2. A policy of life insurance may be called in question at any time within three years from the date of issuance of the policy or the date of commencement of risk or the date of revival of the policy or the date of the rider to the policy, whichever is later, on the ground of fraud:
Provided that the insurer shall have to communicate in writing to the insured or the legal representatives of nominees or assignees of the insured the grounds and materials on which such decision is based.
Explanation I For the purposes of this sub-section, the expression "fraud" means any of the following acts committed by the insured or by his agent, with the intent to deceive the insurer or to induce the insurer to issue a life insurance policy:
a. the suggestion, as a fact of that which is not true and which the insured does not believe to be true;
b. the active concealment of a fact by the insured having knowledge or belief of the fact;
c. any other act fitted to deceive; and
d. any such act or omission as the law specially declares to be fraudulent.
Explanation II Mere silence as to facts likely to affect the assessment of the risk by the insurer is not fraud, unless the circumstances of the case are such that regard being had to them, it is the duty of the insured or his agent, keeping silence to speak, or unless his silence is, in itself, equivalent to speak.
3. Notwithstanding anything contained in sub-section (2), no insurer shall repudiate a life insurance policy on the ground of fraud if the insured can prove that the mis-statement of or suppression of a material fact was true to the best of his knowledge and belief or that there was no deliberate intention to suppress the fact or that such mis-statement of or suppression of a material fact are within the knowledge of the insurer:
Provided that in case of fraud, the onus of disproving lies upon the beneficiaries, in case the policyholder is not alive.
Explanation A person who solicits and negotiates a contract of insurance shall be deemed for the purpose of the formation of the contract, to be the agent of the insurer.
4. A policy of life insurance may be called in question at any time within three years from the date of issuance of the policy or the date of commencement of risk or the date of revival of the policy or the date of the rider to the policy, whichever is later, on the ground that any statement of or suppression of a fact material to the expectancy of the life of the insured was incorrectly made in the proposal or other document on the basis of which the policy was issued or revived or rider issued:
Provided that the insurer shall have to communicate in writing to the insured or the legal representatives or nominees or assignees of the insured the grounds and materials on which such decision to repudiate the policy of life insurance is based:
Provided further that in case of repudiation of the policy on the ground of misstatement or suppression of a material fact, and not on the ground of fraud, the premiums collected on the policy till the date of repudiation shall be paid to the insured or the legal representatives or nominees or assignees of the insured within a period of ninety days from the date of such repudiation.

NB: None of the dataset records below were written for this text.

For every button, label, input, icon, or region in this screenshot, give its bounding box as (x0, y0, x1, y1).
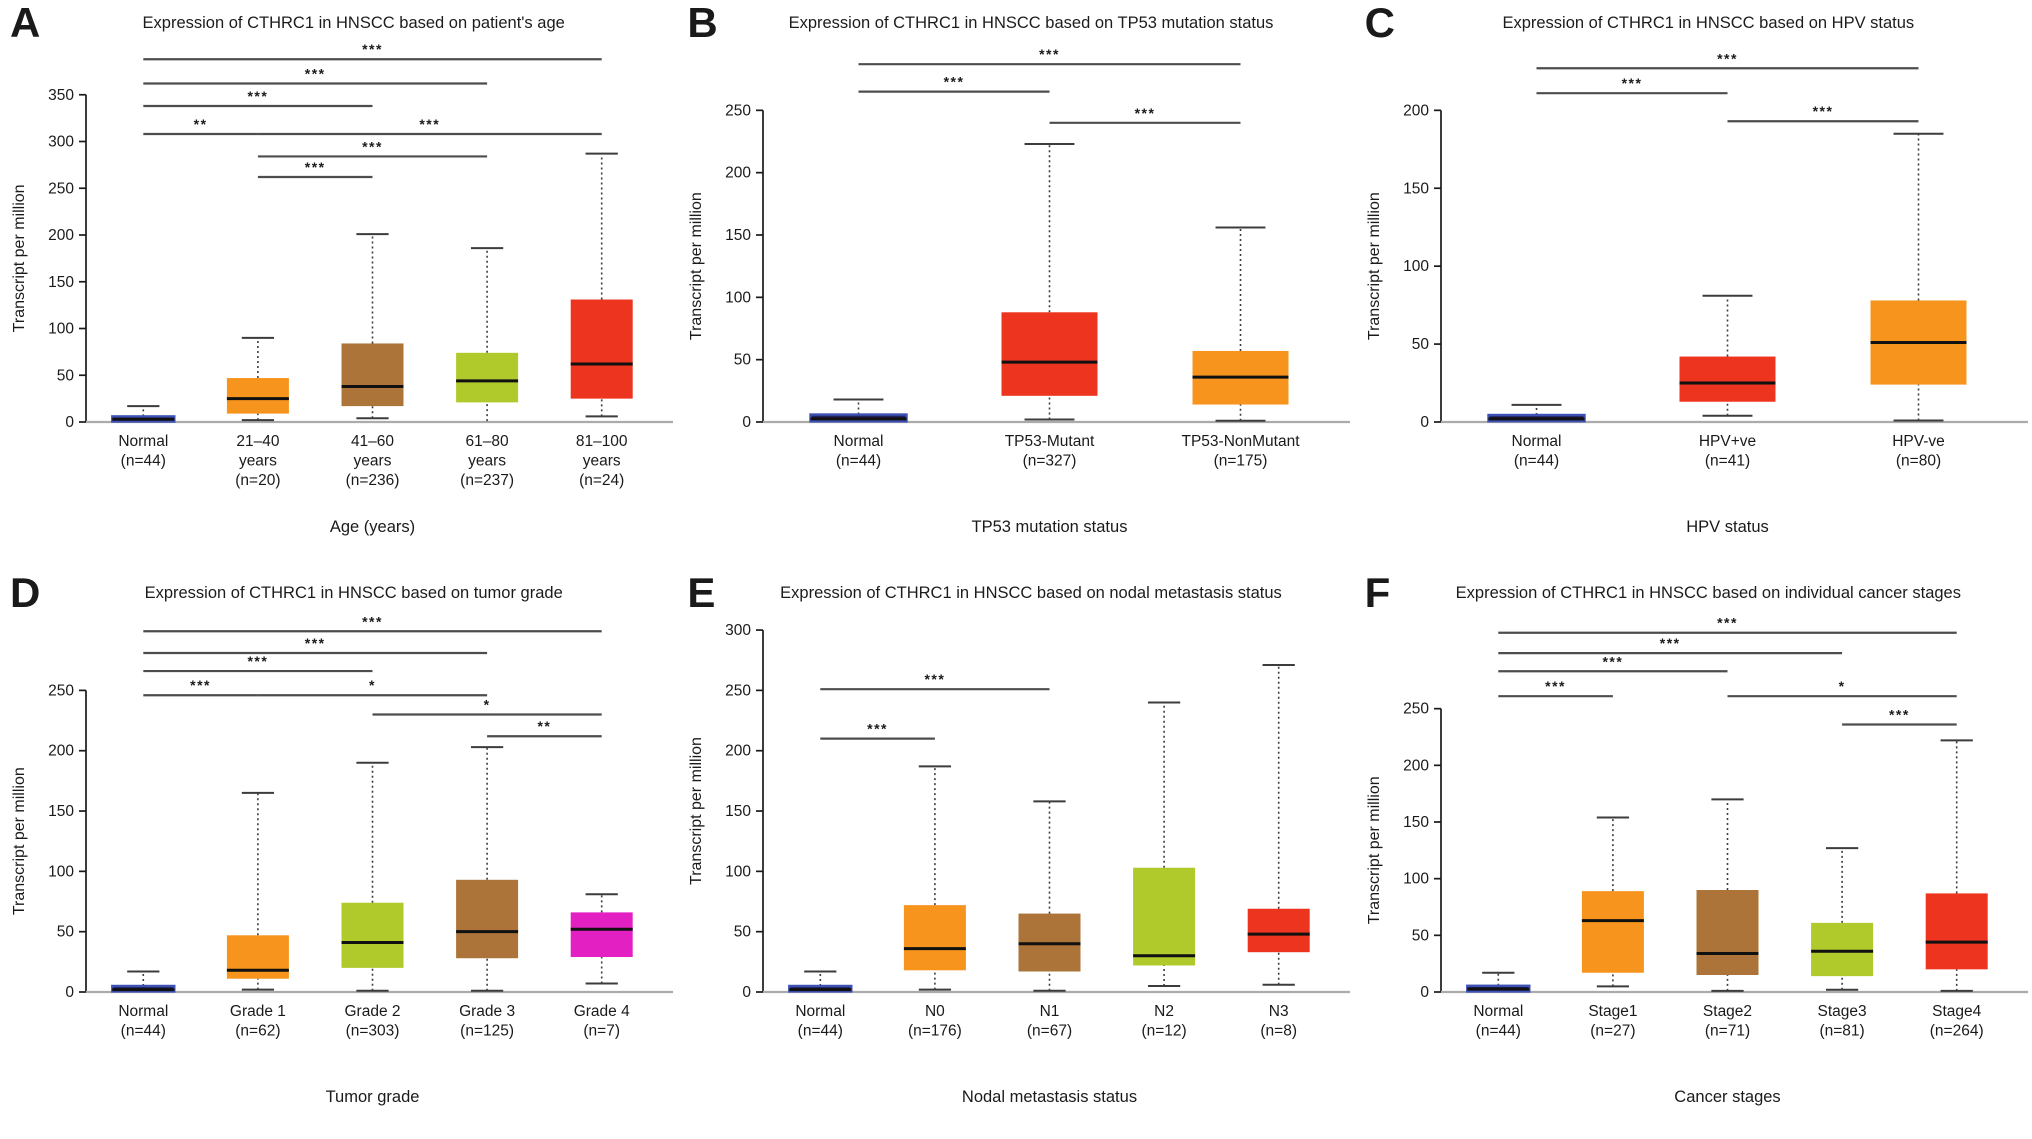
panel-title: Expression of CTHRC1 in HNSCC based on nodal metastasis status (780, 583, 1282, 602)
y-axis-title: Transcript per million (688, 192, 706, 341)
panel-title: Expression of CTHRC1 in HNSCC based on HPV status (1502, 14, 1915, 32)
significance-bar (1498, 653, 1727, 671)
y-tick-label: 0 (742, 414, 752, 431)
category-label: 81–100 (575, 433, 628, 450)
box (1679, 357, 1775, 402)
y-tick-label: 100 (1402, 870, 1429, 888)
category-label: (n=44) (836, 452, 882, 470)
significance-bar (143, 88, 372, 106)
category-label: years (582, 452, 621, 470)
category-label: Stage2 (1702, 1002, 1752, 1020)
category-label: (n=27) (1590, 1022, 1636, 1039)
category-label: Normal (118, 433, 169, 450)
y-tick-label: 100 (48, 862, 75, 880)
box-group (342, 234, 404, 418)
y-tick-label: 50 (1411, 336, 1429, 354)
y-tick-label: 100 (725, 862, 752, 880)
significance-label: *** (924, 670, 946, 687)
y-tick-label: 250 (725, 102, 752, 120)
box-group (1193, 228, 1289, 421)
y-axis (11, 682, 86, 1001)
box-group (1002, 144, 1098, 420)
box-group (1679, 296, 1775, 416)
category-label: TP53-NonMutant (1181, 433, 1300, 450)
panel-c (1355, 0, 2032, 570)
category-label: N2 (1154, 1002, 1175, 1020)
category-label: years (239, 452, 278, 470)
category-label: (n=44) (120, 1022, 167, 1039)
category-label: (n=41) (1704, 452, 1750, 470)
category-label: (n=44) (1475, 1022, 1521, 1039)
y-tick-label: 0 (65, 983, 75, 1001)
x-axis-title: Age (years) (330, 518, 416, 536)
boxplot-tp53 (677, 40, 1354, 542)
category-label: Normal (1511, 433, 1562, 450)
box-group (227, 338, 289, 420)
category-label: (n=44) (1513, 452, 1559, 470)
category-label: Stage3 (1817, 1002, 1867, 1020)
significance-label: *** (304, 65, 326, 82)
y-tick-label: 0 (1420, 983, 1429, 1001)
category-label: (n=80) (1895, 452, 1941, 470)
significance-bar (859, 46, 1241, 64)
significance-label: *** (247, 652, 269, 669)
significance-label: *** (1544, 677, 1566, 694)
y-tick-label: 200 (1402, 102, 1429, 120)
significance-label: *** (1621, 75, 1643, 92)
category-label: N0 (925, 1002, 946, 1020)
category-label: Normal (118, 1002, 169, 1020)
category-label: N1 (1040, 1002, 1060, 1020)
y-tick-label: 150 (725, 802, 752, 820)
significance-bar (143, 677, 258, 695)
box-group (1696, 799, 1758, 991)
category-label: Normal (795, 1002, 846, 1020)
significance-label: *** (362, 41, 384, 58)
boxplot-age (0, 40, 677, 542)
box (1696, 890, 1758, 975)
box-group (1467, 972, 1529, 991)
y-tick-label: 200 (48, 742, 75, 760)
significance-label: *** (944, 73, 965, 90)
box-group (456, 248, 518, 421)
panel-a (0, 0, 677, 570)
y-tick-label: 250 (1402, 700, 1429, 718)
y-tick-label: 300 (725, 621, 752, 639)
box-group (811, 400, 907, 422)
significance-bar (487, 718, 602, 736)
significance-bar (1498, 635, 1842, 653)
box-group (112, 971, 174, 992)
y-tick-label: 150 (1402, 813, 1429, 831)
significance-label: *** (304, 159, 326, 176)
y-tick-label: 0 (1420, 414, 1429, 431)
category-label: (n=71) (1704, 1022, 1750, 1039)
y-tick-label: 350 (48, 86, 75, 104)
y-tick-label: 250 (48, 180, 75, 198)
category-label: Normal (834, 433, 884, 450)
significance-bar (821, 671, 1050, 689)
y-axis-title: Transcript per million (688, 736, 706, 885)
y-axis-title: Transcript per million (11, 766, 29, 915)
significance-label: *** (1716, 614, 1738, 631)
significance-bar (143, 613, 601, 631)
y-tick-label: 100 (48, 320, 75, 338)
category-label: HPV-ve (1892, 433, 1945, 450)
box (456, 879, 518, 957)
significance-label: *** (1812, 103, 1834, 120)
panel-d (0, 570, 677, 1139)
category-label: Grade 3 (459, 1002, 516, 1020)
box-group (1811, 848, 1873, 990)
y-tick-label: 200 (48, 227, 75, 244)
y-axis-title: Transcript per million (1365, 192, 1383, 341)
significance-bar (1498, 678, 1613, 696)
category-label: Grade 1 (230, 1002, 287, 1020)
significance-label: *** (867, 720, 889, 737)
significance-bar (1536, 75, 1727, 93)
category-label: 21–40 (236, 433, 280, 450)
significance-bar (143, 116, 258, 134)
y-tick-label: 150 (48, 802, 75, 820)
significance-bar (1536, 50, 1918, 68)
category-label: TP53-Mutant (1005, 433, 1095, 450)
panel-letter: B (687, 0, 718, 46)
box-group (1488, 405, 1584, 422)
boxplot-stage (1355, 610, 2032, 1112)
category-label: (n=303) (345, 1022, 400, 1039)
category-label: Grade 2 (344, 1002, 401, 1020)
y-axis (1366, 700, 1441, 1000)
category-label: 41–60 (351, 433, 395, 450)
significance-label: *** (419, 116, 441, 133)
box (342, 343, 404, 406)
y-tick-label: 150 (1402, 180, 1429, 198)
category-label: (n=24) (579, 472, 625, 489)
panel-letter: D (10, 569, 41, 616)
significance-label: *** (247, 87, 269, 104)
panel-letter: C (1364, 0, 1395, 46)
y-tick-label: 200 (1402, 756, 1429, 774)
y-axis (11, 87, 86, 431)
category-label: (n=8) (1260, 1022, 1298, 1039)
box (1002, 312, 1098, 396)
x-axis-title: Cancer stages (1674, 1087, 1781, 1106)
significance-bar (258, 677, 487, 695)
category-label: (n=264) (1929, 1022, 1984, 1039)
x-axis-title: Nodal metastasis status (962, 1087, 1138, 1106)
category-label: (n=44) (798, 1022, 844, 1039)
y-axis (688, 102, 763, 431)
x-axis-title: Tumor grade (325, 1087, 420, 1106)
significance-bar (1498, 614, 1956, 632)
significance-bar (821, 720, 936, 738)
significance-label: * (1838, 677, 1846, 694)
significance-label: *** (1888, 706, 1910, 723)
box-group (227, 792, 289, 989)
category-label: (n=327) (1023, 452, 1077, 470)
significance-label: *** (362, 612, 384, 629)
panel-e (677, 570, 1354, 1139)
panel-title: Expression of CTHRC1 in HNSCC based on patient's age (142, 14, 565, 32)
category-label: (n=237) (460, 472, 515, 489)
y-tick-label: 100 (725, 289, 752, 307)
significance-label: *** (1716, 50, 1738, 67)
significance-bar (143, 66, 487, 84)
panel-title: Expression of CTHRC1 in HNSCC based on individual cancer stages (1455, 583, 1961, 602)
significance-bar (1842, 706, 1957, 724)
y-tick-label: 100 (1402, 258, 1429, 276)
panel-f (1355, 570, 2032, 1139)
significance-bar (258, 138, 487, 156)
x-axis-title: TP53 mutation status (972, 518, 1128, 536)
y-tick-label: 0 (742, 983, 752, 1001)
significance-label: *** (190, 676, 212, 693)
y-tick-label: 0 (65, 414, 75, 431)
significance-label: *** (362, 138, 384, 155)
y-tick-label: 50 (734, 351, 752, 369)
category-label: N3 (1269, 1002, 1290, 1020)
box (227, 378, 289, 414)
significance-label: *** (1602, 652, 1624, 669)
box (227, 935, 289, 978)
category-label: (n=81) (1819, 1022, 1865, 1039)
box (1926, 893, 1988, 969)
y-tick-label: 200 (725, 742, 752, 760)
significance-label: *** (1039, 46, 1061, 63)
x-axis-title: HPV status (1686, 518, 1769, 536)
category-label: (n=125) (460, 1022, 515, 1039)
box-group (1926, 740, 1988, 990)
category-label: years (353, 452, 392, 470)
category-label: Normal (1473, 1002, 1524, 1020)
y-tick-label: 300 (48, 133, 75, 151)
significance-bar (859, 74, 1050, 92)
box (342, 902, 404, 967)
category-label: (n=20) (235, 472, 281, 489)
y-tick-label: 50 (56, 367, 75, 385)
significance-label: *** (304, 634, 326, 651)
box (571, 912, 633, 957)
panel-letter: A (10, 0, 41, 46)
box (1811, 922, 1873, 975)
box (1582, 891, 1644, 973)
box (1248, 908, 1310, 951)
y-axis (688, 622, 763, 1001)
category-label: (n=175) (1214, 452, 1268, 470)
significance-bar (143, 653, 372, 671)
panel-title: Expression of CTHRC1 in HNSCC based on tumor grade (144, 583, 563, 602)
panel-letter: F (1364, 569, 1391, 616)
significance-bar (1727, 103, 1918, 121)
significance-label: *** (1659, 634, 1681, 651)
y-axis-title: Transcript per million (11, 184, 29, 333)
category-label: Stage1 (1588, 1002, 1638, 1020)
significance-label: ** (193, 116, 208, 133)
panel-title: Expression of CTHRC1 in HNSCC based on TP53 mutation status (788, 14, 1274, 32)
category-label: (n=62) (235, 1022, 281, 1039)
significance-bar (373, 696, 602, 714)
significance-label: * (369, 676, 377, 693)
category-label: (n=7) (583, 1022, 621, 1039)
y-tick-label: 50 (734, 923, 752, 941)
category-label: HPV+ve (1698, 433, 1756, 450)
box-group (790, 971, 852, 992)
box-group (571, 894, 633, 983)
panel-letter: E (687, 569, 716, 616)
significance-bar (143, 41, 601, 59)
significance-bar (143, 634, 487, 652)
box-group (1248, 665, 1310, 985)
category-label: years (468, 452, 507, 470)
category-label: (n=12) (1141, 1022, 1188, 1039)
panel-b (677, 0, 1354, 570)
boxplot-grade (0, 610, 677, 1112)
y-tick-label: 50 (1411, 926, 1429, 944)
category-label: 61–80 (465, 433, 509, 450)
box-group (1019, 801, 1081, 990)
significance-bar (1050, 105, 1241, 123)
category-label: (n=44) (120, 452, 167, 470)
y-axis (1366, 102, 1441, 431)
y-tick-label: 200 (725, 164, 752, 182)
y-axis-title: Transcript per million (1365, 775, 1383, 924)
category-label: Stage4 (1931, 1002, 1982, 1020)
box-group (1134, 702, 1196, 986)
y-tick-label: 150 (725, 227, 752, 244)
box (904, 905, 966, 970)
significance-bar (258, 159, 373, 177)
category-label: (n=67) (1027, 1022, 1073, 1039)
y-tick-label: 150 (48, 273, 75, 291)
box-group (112, 406, 174, 422)
box-group (342, 762, 404, 990)
box-group (571, 154, 633, 417)
significance-label: ** (537, 717, 552, 734)
y-tick-label: 250 (48, 681, 75, 699)
category-label: Grade 4 (573, 1002, 630, 1020)
y-tick-label: 250 (725, 681, 752, 699)
significance-label: *** (1135, 104, 1156, 121)
box (456, 353, 518, 403)
boxplot-nodal (677, 610, 1354, 1112)
category-label: (n=236) (345, 472, 400, 489)
box (571, 300, 633, 399)
box-group (1582, 817, 1644, 986)
category-label: (n=176) (908, 1022, 963, 1039)
significance-bar (1727, 678, 1956, 696)
boxplot-hpv (1355, 40, 2032, 542)
y-tick-label: 50 (56, 923, 75, 941)
box (1134, 867, 1196, 965)
box-group (456, 747, 518, 991)
significance-bar (258, 116, 602, 134)
box-group (1870, 134, 1966, 421)
box-group (904, 766, 966, 989)
significance-label: * (483, 696, 491, 713)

Explanation For the purposes of this sub-section, the mis-statement of or suppression of fact shall not be considered material unless it has a direct bearing on the risk undertaken by the insurer, the onus is on the insurer to show that had the insurer been aware of the said fact no life insurance policy would have been issued to the insured.
5. Nothing in this section shall prevent the insurer from calling for proof of age at any time if he is entitled to do so, and no policy shall be deemed to be called in question merely because the terms of the policy are adjusted on subsequent proof that the age of the life insured was incorrectly stated in the proposal.